A second category of hedging strategies involves derivative contracts called options. These have long been used by hedge-fund managers and other professional investors, but are increasingly sold by retail brokers, too. “Overlaying” a stock portfolio with options allows an investor to harvest profits when share prices are rising, then to restrict their losses once the cycle turns.
Putting out the fire
A “put” option on a stock, for example, confers the right but not the obligation to sell the stock at a pre-agreed “strike” price on some specified future date. If you also own the underlying stock, the effect is to cut off your potential losses beyond a certain point. Set the strike at 90% of the current price, say, and the option to sell at that strike means you cannot lose more than 10% of your initial holding. A put option on the S&P 500 share index that limits losses to 10% over the coming year currently costs 3.6% of the underlying amount to be protected. In other words, an investor who agrees to give up 3.6 percentage points of their returns can be protected from a crash.
The trouble is that the performance of such hedges depends heavily on the choice of strike price and expiration date. Analysts at Goldman Sachs, a bank, compared how two strategies using put options on the S&P 500 would have performed from 1996 to 2002. One involved buying a series of one-year options, each limiting losses to 10%; the other, a series of one-month options limiting losses to 4%. Though both would have offered protection as the dotcom bubble burst, costs would have snowballed.

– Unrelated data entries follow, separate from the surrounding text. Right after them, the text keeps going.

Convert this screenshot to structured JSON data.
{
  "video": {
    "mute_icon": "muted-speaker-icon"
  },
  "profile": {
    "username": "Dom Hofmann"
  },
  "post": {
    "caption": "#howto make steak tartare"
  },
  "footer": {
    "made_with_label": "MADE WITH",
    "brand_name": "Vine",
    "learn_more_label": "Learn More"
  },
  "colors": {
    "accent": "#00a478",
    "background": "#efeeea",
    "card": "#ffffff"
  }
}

Overlaying a stock portfolio with the one-year options would only have resulted in roughly the same annualised return as an unhedged stock portfolio (albeit with less volatility). Overlaying it with one-month options would have generated a substantially worse return, despite the crash.
Some of the most effective hedging strategies the Goldman analysts found fell into the third category: combinations of stocks and non-bond diversifiers. In fact, the best diversifiers were mostly filtered baskets of stocks, such as the S&P 500 “low volatility” subindex, which includes the 100 least volatile stocks in the main index. A 50/50 split between this and the S&P 500 would, from 1996 to 2002, have generated nearly twice the annualised excess returns (over cash) of the S&P 500 index alone. So would a similar split with the S&P 500 “dividend aristocrats” index, which includes only companies that have increased their dividends every year for the past 25. Diversifying into “quality” stocks (with high returns on equity, stable earnings and low net debt) would have brought similar returns.
Today, the idea that the best way to hedge equity risk is with equities feels unsatisfying. Considering the alternatives, though, it might just be the best shareholders can do.